Por causa de tudo que os meus filhos aprontam, às vezes eu bem que queria morar no mundo da lua mesmo. Ou em qualquer outro lugar onde não fosse crime cravar um machado no meio das ideias, sempre do avesso, de alguém. Por que o código penal é tão cruel comigo? Sabia que ele não nos proíbe de matar plantas? Plantas são ótimas!

Os nós dos meus dedos chegam a ficar brancos de tanto que estou apertando o volante, imaginando que é uma garganta no lugar. Mas que vontade que me deu agora de puxar uns trinta anos de cadeia! Eu explico o motivo:

Acabei de pegar um dos meus bambini no pulo, quebrando uma das minhas regras. De novo.

DE NOVO!

Essa peste bubônica nunca aprende!

Por que eu quis ser pai, cazzo?

Porque não arrumei um hobby, como sei lá... Crochê! Eu seria bom fazendo crochê. Tenho mãos habilidosas. Mãos habilidosas que sabem bem como enforcar alguém. Sei até dar fim em um corpo. Apendi no "CSI Miami".

Esqueci meu celular no ateliê e voltei para pegá-lo, porque amanhã de manhã viajo a trabalho para a terra da rainha e odeio não estar em contato com os meus quatro terroristas. E se acontecer alguma coisa? E se um deles precisar de mim? E se o pestinha for preso? Quem tem filhos não pode se dar ao luxo de andar sem celular, ainda mais se forem como os meus. Era quase onze horas da noite quando tornei a fechar a Benite's e subi a rampa do estacionamento, planejando vestir meu pijama de coelhinho assim que chegasse em casa. O plano era ler até o sono chegar.

Foi aí que aconteceu.

Quando parei na guia, a fim de esperar uma brecha no trânsito para entrar na Florata, pensando em reler Romeu e Julieta. Sem querer, meus olhos se desviaram para o outro lado da rua, onde avistei dois dos meus terrores noturnos chegando da corrida que fizeram juntos. Um hábito saudável que Romeo tentou incutir em todo mundo, no entanto só deu certo com o Átila. Não que o neném gostasse da corrida, no início não gostava, mas sempre foi maluquinho por seu fratello. Ele queria agradá-lo, queria ser sua companhia. Foi assim desde o início. O neném grudou nele feito uma cola e posso afirmar, com certeza, que, de todos os seus fratelli, a peste é aquele a quem mais respeita. Sua reação, quando entende o que está acontecendo, ilustra bem isso. Está na cara do neném que não gostou, mas ainda assim não abriu a boca. Já eu tenho muito a dizer.
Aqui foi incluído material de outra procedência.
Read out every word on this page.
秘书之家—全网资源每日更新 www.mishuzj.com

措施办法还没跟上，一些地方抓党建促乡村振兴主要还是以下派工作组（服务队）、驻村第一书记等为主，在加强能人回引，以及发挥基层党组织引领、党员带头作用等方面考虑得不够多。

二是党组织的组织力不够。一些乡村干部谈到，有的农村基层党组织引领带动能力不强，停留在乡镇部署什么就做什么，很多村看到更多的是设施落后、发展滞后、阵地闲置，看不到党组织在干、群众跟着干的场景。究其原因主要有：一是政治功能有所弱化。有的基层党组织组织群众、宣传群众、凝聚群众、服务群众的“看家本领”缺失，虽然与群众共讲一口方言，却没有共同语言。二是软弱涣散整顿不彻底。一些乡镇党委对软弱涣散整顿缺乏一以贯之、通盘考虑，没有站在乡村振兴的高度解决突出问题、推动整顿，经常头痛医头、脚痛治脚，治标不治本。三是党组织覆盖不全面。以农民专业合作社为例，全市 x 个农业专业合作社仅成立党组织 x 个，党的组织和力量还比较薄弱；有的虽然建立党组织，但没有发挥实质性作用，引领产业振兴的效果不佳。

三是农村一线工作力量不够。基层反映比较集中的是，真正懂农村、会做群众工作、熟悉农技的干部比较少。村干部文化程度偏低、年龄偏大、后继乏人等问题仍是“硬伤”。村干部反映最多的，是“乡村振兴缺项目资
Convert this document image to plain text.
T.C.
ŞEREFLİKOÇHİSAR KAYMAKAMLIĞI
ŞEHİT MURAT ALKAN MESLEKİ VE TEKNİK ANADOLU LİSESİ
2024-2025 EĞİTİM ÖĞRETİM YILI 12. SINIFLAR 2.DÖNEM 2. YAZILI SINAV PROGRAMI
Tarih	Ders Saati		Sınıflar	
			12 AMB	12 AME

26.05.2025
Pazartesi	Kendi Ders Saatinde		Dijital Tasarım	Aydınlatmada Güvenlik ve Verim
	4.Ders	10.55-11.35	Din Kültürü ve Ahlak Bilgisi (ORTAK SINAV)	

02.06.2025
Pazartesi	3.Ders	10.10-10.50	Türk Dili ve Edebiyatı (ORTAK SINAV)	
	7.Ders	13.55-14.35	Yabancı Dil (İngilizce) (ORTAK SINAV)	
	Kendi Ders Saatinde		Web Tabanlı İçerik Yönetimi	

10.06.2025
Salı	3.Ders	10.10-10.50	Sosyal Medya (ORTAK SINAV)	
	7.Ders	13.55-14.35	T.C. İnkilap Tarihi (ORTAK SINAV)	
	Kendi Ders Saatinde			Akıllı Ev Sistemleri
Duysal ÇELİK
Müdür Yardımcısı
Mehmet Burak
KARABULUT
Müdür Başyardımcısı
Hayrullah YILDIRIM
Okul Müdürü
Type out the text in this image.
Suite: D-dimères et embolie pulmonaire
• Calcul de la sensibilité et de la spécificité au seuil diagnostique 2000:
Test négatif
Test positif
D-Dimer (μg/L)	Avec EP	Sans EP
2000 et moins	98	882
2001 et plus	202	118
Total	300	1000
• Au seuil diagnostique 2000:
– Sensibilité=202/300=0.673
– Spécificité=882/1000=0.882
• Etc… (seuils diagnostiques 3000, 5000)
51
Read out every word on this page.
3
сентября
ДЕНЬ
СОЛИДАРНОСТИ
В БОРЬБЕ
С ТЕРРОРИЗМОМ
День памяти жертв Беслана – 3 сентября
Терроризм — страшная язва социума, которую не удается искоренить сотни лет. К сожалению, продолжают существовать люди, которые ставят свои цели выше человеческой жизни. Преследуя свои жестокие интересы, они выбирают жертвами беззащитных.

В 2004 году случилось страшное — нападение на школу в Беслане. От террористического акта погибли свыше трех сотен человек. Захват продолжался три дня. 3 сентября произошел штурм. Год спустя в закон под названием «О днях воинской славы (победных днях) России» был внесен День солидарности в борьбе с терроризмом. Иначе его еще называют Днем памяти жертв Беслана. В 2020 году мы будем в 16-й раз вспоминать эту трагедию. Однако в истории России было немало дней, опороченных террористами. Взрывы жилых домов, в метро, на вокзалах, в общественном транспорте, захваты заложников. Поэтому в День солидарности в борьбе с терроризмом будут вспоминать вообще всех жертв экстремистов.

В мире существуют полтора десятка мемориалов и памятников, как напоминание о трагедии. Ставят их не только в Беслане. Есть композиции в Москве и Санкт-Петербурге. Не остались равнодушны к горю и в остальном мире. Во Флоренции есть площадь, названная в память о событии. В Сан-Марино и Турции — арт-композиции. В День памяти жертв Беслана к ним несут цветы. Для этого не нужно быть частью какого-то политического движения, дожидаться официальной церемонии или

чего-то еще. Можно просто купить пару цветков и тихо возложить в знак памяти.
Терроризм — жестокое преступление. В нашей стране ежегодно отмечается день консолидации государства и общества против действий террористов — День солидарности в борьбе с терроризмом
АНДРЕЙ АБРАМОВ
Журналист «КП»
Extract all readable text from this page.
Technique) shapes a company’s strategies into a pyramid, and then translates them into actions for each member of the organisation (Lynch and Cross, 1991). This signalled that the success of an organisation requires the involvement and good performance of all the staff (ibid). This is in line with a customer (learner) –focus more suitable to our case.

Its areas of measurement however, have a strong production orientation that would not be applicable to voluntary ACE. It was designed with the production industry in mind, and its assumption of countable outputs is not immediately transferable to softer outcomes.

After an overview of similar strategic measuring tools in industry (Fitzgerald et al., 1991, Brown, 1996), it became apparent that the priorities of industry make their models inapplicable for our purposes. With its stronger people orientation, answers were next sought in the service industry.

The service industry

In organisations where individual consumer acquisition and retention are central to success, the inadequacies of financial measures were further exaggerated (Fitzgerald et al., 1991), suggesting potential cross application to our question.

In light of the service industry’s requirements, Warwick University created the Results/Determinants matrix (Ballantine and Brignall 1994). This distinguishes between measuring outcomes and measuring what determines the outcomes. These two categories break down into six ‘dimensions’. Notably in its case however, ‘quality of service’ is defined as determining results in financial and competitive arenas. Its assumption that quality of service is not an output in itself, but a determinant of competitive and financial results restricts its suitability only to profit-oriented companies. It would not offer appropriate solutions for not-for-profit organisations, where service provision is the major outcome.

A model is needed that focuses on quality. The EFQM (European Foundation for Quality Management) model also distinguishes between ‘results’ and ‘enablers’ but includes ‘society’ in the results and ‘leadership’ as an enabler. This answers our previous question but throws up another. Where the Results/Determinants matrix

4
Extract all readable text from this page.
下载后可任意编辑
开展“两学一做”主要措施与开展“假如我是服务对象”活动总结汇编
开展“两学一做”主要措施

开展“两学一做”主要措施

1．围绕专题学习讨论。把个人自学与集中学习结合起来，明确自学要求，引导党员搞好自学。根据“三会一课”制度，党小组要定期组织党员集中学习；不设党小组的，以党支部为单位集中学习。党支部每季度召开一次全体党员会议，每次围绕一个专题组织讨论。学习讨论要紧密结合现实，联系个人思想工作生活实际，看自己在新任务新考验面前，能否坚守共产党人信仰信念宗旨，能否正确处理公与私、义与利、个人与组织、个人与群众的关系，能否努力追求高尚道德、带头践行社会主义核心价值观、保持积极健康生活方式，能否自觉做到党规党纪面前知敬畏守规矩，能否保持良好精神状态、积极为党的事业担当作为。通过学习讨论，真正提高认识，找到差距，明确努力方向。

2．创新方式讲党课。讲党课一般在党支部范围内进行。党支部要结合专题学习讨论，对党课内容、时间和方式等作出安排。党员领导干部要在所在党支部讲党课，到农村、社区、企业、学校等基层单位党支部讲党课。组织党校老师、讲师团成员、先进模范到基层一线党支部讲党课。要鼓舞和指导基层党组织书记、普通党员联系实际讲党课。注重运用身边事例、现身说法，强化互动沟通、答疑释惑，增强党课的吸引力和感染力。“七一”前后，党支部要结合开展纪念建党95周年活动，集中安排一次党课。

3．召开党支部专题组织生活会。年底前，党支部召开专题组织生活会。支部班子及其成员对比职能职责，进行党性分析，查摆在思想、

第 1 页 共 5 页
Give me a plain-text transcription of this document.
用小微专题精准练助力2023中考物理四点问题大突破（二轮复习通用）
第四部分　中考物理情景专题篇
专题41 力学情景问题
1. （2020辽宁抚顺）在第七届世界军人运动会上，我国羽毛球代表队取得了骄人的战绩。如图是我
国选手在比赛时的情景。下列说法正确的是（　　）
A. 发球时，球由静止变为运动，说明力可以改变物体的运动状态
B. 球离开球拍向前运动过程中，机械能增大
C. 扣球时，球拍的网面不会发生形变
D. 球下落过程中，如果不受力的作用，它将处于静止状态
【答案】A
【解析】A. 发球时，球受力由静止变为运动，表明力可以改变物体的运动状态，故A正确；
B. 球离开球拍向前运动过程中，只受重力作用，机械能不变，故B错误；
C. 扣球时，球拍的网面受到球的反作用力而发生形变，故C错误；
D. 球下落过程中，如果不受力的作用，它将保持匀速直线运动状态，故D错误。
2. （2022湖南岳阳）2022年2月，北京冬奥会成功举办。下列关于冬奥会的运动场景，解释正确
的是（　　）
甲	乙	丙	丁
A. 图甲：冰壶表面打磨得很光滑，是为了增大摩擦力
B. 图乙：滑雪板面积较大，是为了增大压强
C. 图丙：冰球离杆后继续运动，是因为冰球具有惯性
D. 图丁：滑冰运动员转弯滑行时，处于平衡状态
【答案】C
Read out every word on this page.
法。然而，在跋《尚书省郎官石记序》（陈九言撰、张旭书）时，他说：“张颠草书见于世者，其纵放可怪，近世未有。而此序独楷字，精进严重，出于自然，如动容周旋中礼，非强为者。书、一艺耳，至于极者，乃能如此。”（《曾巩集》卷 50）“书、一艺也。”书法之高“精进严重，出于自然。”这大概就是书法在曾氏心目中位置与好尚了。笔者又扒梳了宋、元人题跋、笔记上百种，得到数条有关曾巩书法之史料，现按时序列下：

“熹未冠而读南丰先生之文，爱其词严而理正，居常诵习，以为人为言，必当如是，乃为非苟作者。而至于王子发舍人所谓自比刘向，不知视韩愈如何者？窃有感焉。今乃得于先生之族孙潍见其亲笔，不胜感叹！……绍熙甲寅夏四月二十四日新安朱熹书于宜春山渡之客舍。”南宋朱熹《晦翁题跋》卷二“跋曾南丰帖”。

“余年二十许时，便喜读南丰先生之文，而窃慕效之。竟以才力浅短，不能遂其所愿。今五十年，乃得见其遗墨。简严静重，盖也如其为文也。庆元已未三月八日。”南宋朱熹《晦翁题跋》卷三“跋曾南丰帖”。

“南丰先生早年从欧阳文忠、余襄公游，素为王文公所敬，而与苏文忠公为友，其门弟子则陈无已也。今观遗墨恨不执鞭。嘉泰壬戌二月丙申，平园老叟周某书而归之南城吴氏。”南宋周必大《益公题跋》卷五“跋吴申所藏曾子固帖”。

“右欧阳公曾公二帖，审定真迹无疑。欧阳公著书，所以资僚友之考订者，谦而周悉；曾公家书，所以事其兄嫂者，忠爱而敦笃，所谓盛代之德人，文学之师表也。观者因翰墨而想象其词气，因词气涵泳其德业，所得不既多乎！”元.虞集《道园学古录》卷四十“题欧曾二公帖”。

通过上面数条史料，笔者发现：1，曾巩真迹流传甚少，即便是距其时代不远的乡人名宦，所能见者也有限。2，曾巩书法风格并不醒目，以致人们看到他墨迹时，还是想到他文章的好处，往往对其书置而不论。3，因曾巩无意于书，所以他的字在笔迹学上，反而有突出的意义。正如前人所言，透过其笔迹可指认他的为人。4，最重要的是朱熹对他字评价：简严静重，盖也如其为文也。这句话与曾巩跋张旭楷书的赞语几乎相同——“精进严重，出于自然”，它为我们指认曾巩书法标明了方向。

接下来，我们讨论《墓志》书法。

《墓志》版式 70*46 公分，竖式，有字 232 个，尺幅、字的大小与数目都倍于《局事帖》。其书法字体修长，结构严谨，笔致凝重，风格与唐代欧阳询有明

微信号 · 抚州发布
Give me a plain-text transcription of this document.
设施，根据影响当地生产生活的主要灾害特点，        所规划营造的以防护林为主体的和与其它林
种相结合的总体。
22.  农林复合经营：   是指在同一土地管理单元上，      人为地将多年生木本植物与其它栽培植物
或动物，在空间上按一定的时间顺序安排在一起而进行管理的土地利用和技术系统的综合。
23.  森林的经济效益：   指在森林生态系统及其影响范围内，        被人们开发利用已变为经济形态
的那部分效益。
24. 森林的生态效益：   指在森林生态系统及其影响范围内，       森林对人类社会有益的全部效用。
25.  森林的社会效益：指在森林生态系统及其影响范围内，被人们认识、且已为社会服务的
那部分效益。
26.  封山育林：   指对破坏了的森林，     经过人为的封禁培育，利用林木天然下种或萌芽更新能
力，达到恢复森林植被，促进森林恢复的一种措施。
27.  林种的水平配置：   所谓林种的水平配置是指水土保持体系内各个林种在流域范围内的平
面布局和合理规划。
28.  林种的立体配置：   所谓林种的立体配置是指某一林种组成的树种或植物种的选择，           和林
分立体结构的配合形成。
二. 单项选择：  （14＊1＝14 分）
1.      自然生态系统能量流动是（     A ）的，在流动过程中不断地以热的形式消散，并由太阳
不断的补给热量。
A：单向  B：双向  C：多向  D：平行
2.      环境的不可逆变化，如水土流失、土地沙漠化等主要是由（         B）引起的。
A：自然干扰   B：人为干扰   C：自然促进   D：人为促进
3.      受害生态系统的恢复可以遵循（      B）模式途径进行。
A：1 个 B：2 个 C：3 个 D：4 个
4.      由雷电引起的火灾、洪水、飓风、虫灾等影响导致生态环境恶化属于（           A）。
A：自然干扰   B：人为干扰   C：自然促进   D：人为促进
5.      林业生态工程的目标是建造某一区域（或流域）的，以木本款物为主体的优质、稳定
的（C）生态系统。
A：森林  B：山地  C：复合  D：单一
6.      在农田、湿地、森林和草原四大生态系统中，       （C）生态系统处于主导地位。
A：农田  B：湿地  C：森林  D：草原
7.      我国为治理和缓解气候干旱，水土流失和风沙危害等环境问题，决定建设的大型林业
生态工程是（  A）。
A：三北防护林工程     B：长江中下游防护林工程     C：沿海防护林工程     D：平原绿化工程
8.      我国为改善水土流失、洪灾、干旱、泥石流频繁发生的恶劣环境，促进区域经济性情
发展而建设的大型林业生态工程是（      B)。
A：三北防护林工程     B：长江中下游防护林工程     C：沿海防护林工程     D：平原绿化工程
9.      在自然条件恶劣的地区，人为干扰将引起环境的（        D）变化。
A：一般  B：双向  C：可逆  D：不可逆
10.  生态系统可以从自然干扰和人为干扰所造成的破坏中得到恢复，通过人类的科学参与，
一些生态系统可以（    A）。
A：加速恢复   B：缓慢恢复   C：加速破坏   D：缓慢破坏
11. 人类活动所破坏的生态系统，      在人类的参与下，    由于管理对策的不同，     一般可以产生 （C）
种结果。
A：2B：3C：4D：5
Na realidade, eu queria gritar.

Romeo podia me respeitar, assim, como ele. Eu que não acharia ruim!

Átila se despediu dele, abaixou o olhar e entrou, a passos largos, no Souza's Pallace. Esse não me dá mais um pingo de trabalho, depois que casou.

Ele está muito ocupado fazendo "vocês sabem o quê" com a esposa.

Nossa Roberta.

Romeo, por sua vez, caminhou até a Tais, recostada à sua espera na porta de um táxi que, como o ensinei a fazer, foi meu filho quem abriu a carteira para pagar. Agora estou aqui, assistindo os dois entrarem no prédio agarradinhos, rindo de alguma coisa que a maior loucura que cometi na minha vida sussurrou no ouvido dela enquanto tenho um princípio de infarto.

Eu queria poder me enganar dizendo a mim mesmo que tem um motivo coerente para os dois estarem se encontrando fora do horário do expediente, mas a mão que espalmou no traseiro dela me impede. No traseiro!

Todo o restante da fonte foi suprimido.